Alternative approaches to overcome pre-existing AAV immunity have extensively been reviewed.21,42 One particularly promising approach, aimed at reducing anti-AAV antibodies from the circulation before vector administration, is plasmapheresis.43,44 Extracorporeal plasma exchange techniques are routinely used in the clinical setting to remove undesired immunoglobulins from the systemic circulation. In the setting of humoral immunity to AAV, it has been demonstrated that sequential plasmapheresis cycles can lead to a substantial reduction and even depletion of anti-AAV NAbs.44 Furthermore, studies in seropositive nonhuman primates showed that removing NAbs by plasmapheresis preserved transgene expression at levels comparable with those of treated seronegative animals after AAV vector-mediated gene transfer.43 Plasmapheresis techniques are readily available for clinical use and are generally regarded as a safe medical procedure, rendering this method attractive to precede AAV vector administration in anti-AAV seropositive patients. However, one caveat related to plasmapheresis is that the extremely high NAb titers triggered by vector administration are likely to render the technology unuseful for vector readministration. In this setting, pharmacological blockade of antibody formation may be a better option.45

In summary, pre-existing anti-AAV immunity was found in ∼30% of Crigler–Najjar subjects, which currently restricts enrollment of a significant proportion of patients in ongoing gene therapy trials. Although the development of strategies to circumvent the negative effects of NAbs on AAV-mediated transduction efficacy is an urgent task for the field, this study showed that low NAb titers, found in the context of natural immunity to AAV, can be overcome by administrating AAV preparations containing both full and empty capsids, offering a potential approach to treat a subgroup of borderline seropositive patients.

Acknowledgments

The authors thank the Dutch Najjar Foundation, the French Crigler Najjar Patient Association, and the Italian Crigler Najjar Patient Association CIAMI for their support and the individuals who kindly accepted to enroll in this study.

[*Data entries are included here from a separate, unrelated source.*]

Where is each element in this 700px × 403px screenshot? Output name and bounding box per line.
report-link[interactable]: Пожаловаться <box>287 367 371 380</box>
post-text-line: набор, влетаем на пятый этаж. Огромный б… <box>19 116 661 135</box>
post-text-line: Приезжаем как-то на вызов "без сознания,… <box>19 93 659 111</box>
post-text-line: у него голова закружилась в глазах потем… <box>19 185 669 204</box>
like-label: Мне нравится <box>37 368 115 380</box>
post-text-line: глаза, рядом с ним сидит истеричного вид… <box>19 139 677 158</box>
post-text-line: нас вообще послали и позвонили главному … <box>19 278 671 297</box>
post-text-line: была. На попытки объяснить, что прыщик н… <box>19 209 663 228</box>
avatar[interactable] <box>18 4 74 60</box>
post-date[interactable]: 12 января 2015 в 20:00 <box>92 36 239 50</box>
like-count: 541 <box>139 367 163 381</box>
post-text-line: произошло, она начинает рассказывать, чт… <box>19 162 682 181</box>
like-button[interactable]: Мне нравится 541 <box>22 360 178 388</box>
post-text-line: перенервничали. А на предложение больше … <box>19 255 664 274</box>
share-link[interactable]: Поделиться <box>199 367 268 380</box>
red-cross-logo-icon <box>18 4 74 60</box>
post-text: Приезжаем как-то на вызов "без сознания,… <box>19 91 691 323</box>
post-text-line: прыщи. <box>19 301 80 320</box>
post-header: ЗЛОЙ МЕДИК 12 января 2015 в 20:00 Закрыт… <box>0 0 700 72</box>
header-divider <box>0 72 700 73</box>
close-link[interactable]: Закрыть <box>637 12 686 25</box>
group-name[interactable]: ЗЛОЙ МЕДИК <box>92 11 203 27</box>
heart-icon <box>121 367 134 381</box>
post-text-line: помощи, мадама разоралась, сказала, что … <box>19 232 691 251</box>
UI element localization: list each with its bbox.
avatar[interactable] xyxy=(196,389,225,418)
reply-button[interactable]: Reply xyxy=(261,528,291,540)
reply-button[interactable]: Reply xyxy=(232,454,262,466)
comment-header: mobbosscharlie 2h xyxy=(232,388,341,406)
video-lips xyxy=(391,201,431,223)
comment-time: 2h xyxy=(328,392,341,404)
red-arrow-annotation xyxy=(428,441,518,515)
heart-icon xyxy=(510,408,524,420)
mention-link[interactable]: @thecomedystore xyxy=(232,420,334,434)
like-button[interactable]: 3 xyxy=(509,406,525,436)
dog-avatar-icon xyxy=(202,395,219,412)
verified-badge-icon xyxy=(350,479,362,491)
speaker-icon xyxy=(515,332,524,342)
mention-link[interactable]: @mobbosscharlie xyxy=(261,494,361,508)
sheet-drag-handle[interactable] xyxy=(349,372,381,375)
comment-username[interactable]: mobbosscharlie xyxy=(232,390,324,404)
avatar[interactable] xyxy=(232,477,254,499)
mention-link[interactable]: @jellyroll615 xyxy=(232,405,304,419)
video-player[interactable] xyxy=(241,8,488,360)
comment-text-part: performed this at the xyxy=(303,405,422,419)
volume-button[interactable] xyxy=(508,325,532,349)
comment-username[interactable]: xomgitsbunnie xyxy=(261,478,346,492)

This study was published on behalf of the CureCN consortium.

Author Disclosure

F.M. is an employee and equity holder of Spark Therapeutics. F.M. and F.C. are inventors in patents describing liver gene transfer approaches for metabolic diseases. L.D. has consultancy agreements with Alexion Biosciences and Vivet Therapeutics. None of the other authors declare any conflicts of financial interest.

Funding Information

This project has received funding from the European Union's Horizon 2020 research and innovation program under Grant Agreement No. 755225 (CureCN), ZonMw TGO under Grant Agreement No. 43300003 (to P.J.B.), and Généthon, the AFM Telethon, and the Associazione CIAMI, Italy.